March 1, 2026 at 03:11 UTC

3 min read
Domino's Pizza logo with BofA analyst rating update and US store growth highlights

Key Points

  • Bank of America (BAC) cut its Domino’s (DPZ) price target to $545 but kept a Buy rating
  • The bank slightly lowered its 2026 EPS forecast, citing a higher tax rate
  • Domino’s (DPZ) CEO says the U.S. pizza market remains resilient and growing
  • Domino’s (DPZ) grew U.S. same-store sales 3% and added 172 net new stores in 2025

BofA revises Domino’s target and earnings forecast

Bank of America (BAC) has reduced its price objective for Domino’s Pizza, Inc. to $545 from $556 while reiterating a Buy rating on the stock. The change follows a review of the company’s most recent earnings results, including its fourth-quarter 2025 performance.

As part of the update, the bank’s analyst lowered the firm’s fiscal year earnings per share estimate for Domino’s to $19.99 from $20.31. The revision was attributed mainly to expectations for a higher tax rate, rather than to changes in the company’s operating outlook.

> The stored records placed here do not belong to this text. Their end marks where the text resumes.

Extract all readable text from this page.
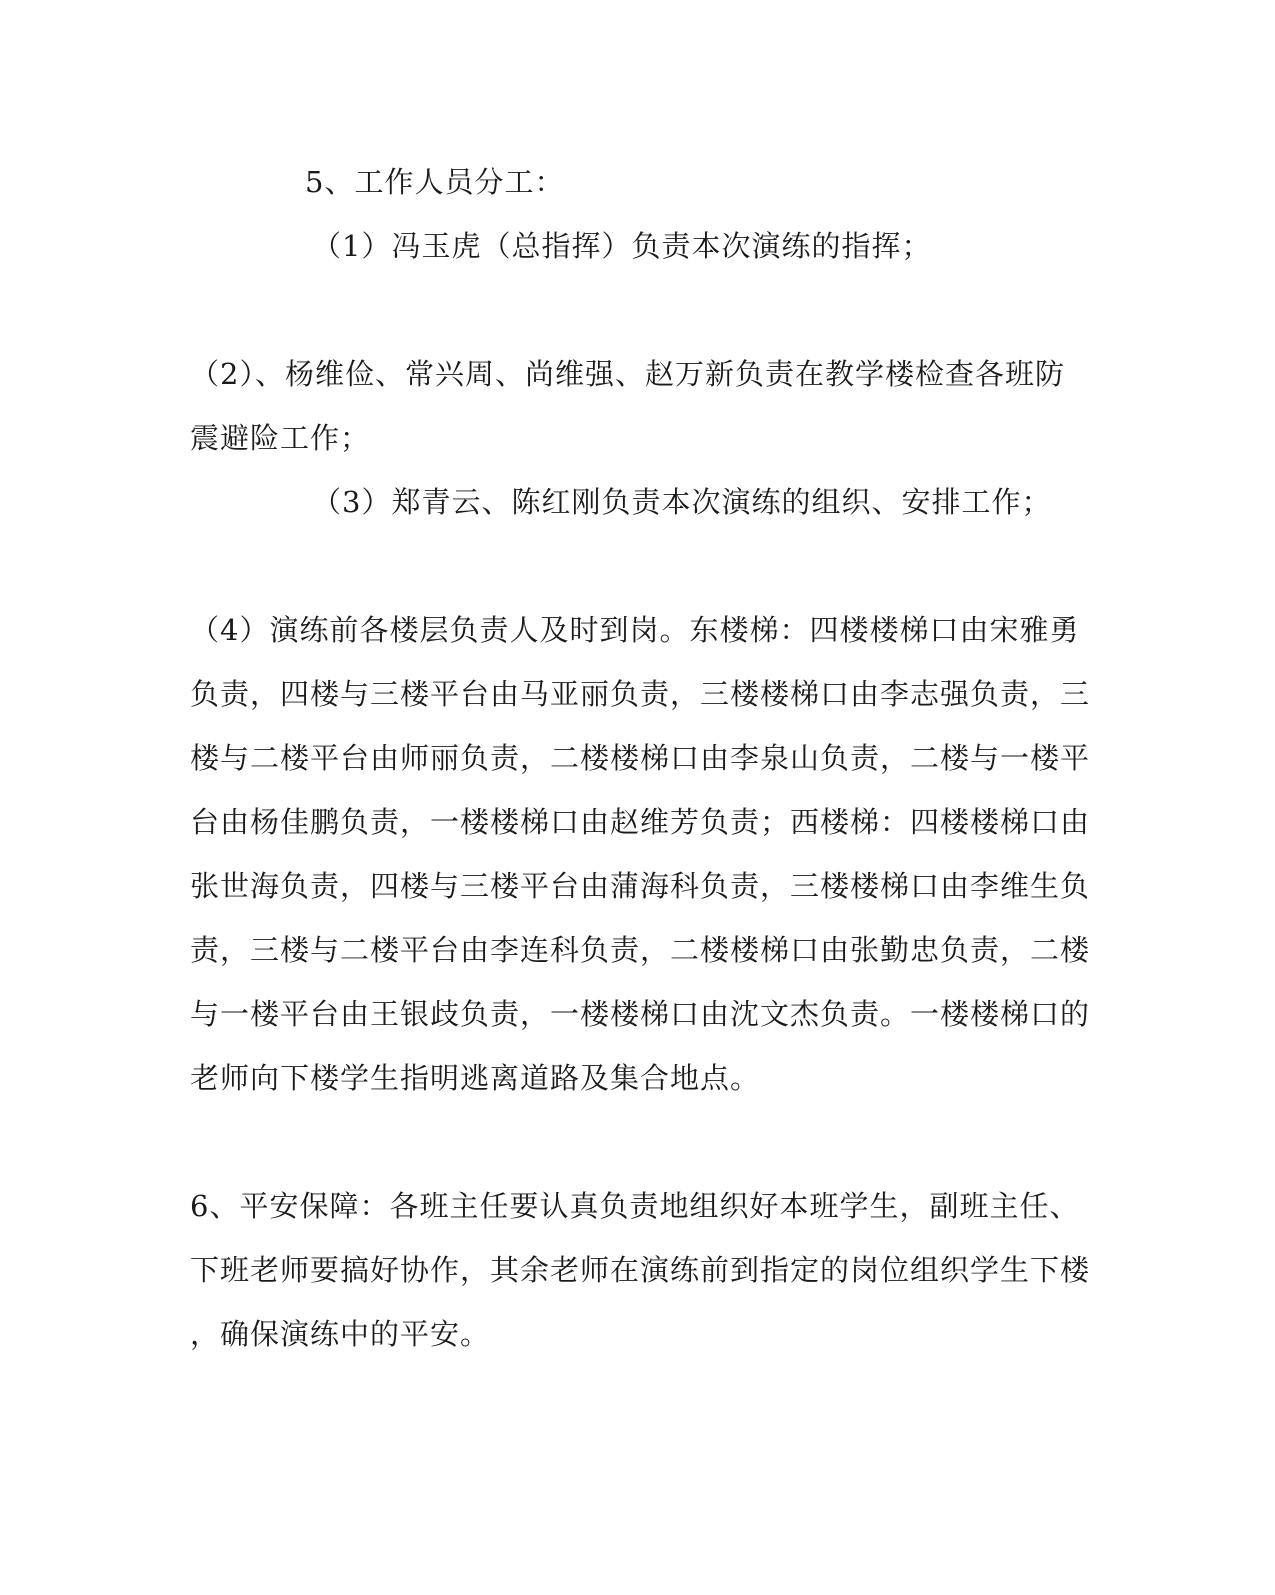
5、工作人员分工：
（1）冯玉虎（总指挥）负责本次演练的指挥；
（2）、杨维俭、常兴周、尚维强、赵万新负责在教学楼检查各班防
震避险工作；
（3）郑青云、陈红刚负责本次演练的组织、安排工作；
（4）演练前各楼层负责人及时到岗。东楼梯：四楼楼梯口由宋雅勇
负责，四楼与三楼平台由马亚丽负责，三楼楼梯口由李志强负责，三
楼与二楼平台由师丽负责，二楼楼梯口由李泉山负责，二楼与一楼平
台由杨佳鹏负责，一楼楼梯口由赵维芳负责；西楼梯：四楼楼梯口由
张世海负责，四楼与三楼平台由蒲海科负责，三楼楼梯口由李维生负
责，三楼与二楼平台由李连科负责，二楼楼梯口由张勤忠负责，二楼
与一楼平台由王银歧负责，一楼楼梯口由沈文杰负责。一楼楼梯口的
老师向下楼学生指明逃离道路及集合地点。
6、平安保障：各班主任要认真负责地组织好本班学生，副班主任、
下班老师要搞好协作，其余老师在演练前到指定的岗位组织学生下楼
，确保演练中的平安。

Despite the reduced target and EPS forecast, the continued Buy recommendation signals that Bank of America (BAC) remains positive on Domino’s shares. Domino’s is also cited as one of the “13 Best March Dividend Stocks to Buy” in the coverage that highlighted the new target.

Management outlook on pizza demand and growth

During the company’s Q4 2025 update, CEO Russell Weiner addressed questions over whether the U.S. pizza market is slowing. He rejected the notion of a downturn, saying that pizza continues to demonstrate resilience and remains a growing category in the broader restaurant landscape.

Weiner said he expects the quick-service pizza segment to keep expanding at its historical pace in 2026 and beyond. His comments conveyed confidence in both the overall category and Domino’s competitive positioning within it.

Looking further ahead, Weiner described a long-term opportunity for Domino’s in its home market. He said he believes the company has the potential to double its U.S. retail sales over time, citing Domino’s business model and strategy as key supports for that ambition.

Recent operating performance and U.S. expansion

Reviewing full-year 2025 results, Weiner noted that Domino’s achieved growth in both its carryout and delivery businesses in the United States. He said this performance indicated that the company’s strategy is effective and that its operations remain strong across channels.

Domino’s opened 172 net new stores in the U.S. over the year, expanding its domestic footprint. Same-store sales in the U.S. increased by 3%, which the company said contributed to additional market share gains in the quick-service pizza segment.

The company operates globally with a focus on pizza delivery and carryout and organizes its business into three main segments: U.S. stores, international franchise, and supply chain. This structure supports both its domestic growth and its international franchise network.

Positioning within broader investment themes

In addition to the updated target and outlook for Domino’s, the research that discussed the stock also compared its prospects with those of certain artificial intelligence companies. While acknowledging Domino’s potential as an investment, the commentary suggested that some AI stocks may offer greater upside and lower downside risk.

Domino’s inclusion in lists such as the “13 Best March Dividend Stocks to Buy” places it within a broader set of income-oriented opportunities tracked by analysts. At the same time, investors are being directed to consider other themes, including AI-related names and onshoring beneficiaries, alongside consumer-focused companies like Domino’s.

Key Takeaways

  • Bank of America’s lower Domino’s price target stems mainly from tax-rate assumptions rather than a weaker operating view.
  • Domino’s management continues to project sustained growth for the quick-service pizza category into 2026 and beyond.
  • U.S. same-store sales growth and new store openings in 2025 support the company’s claim of share gains in its core market.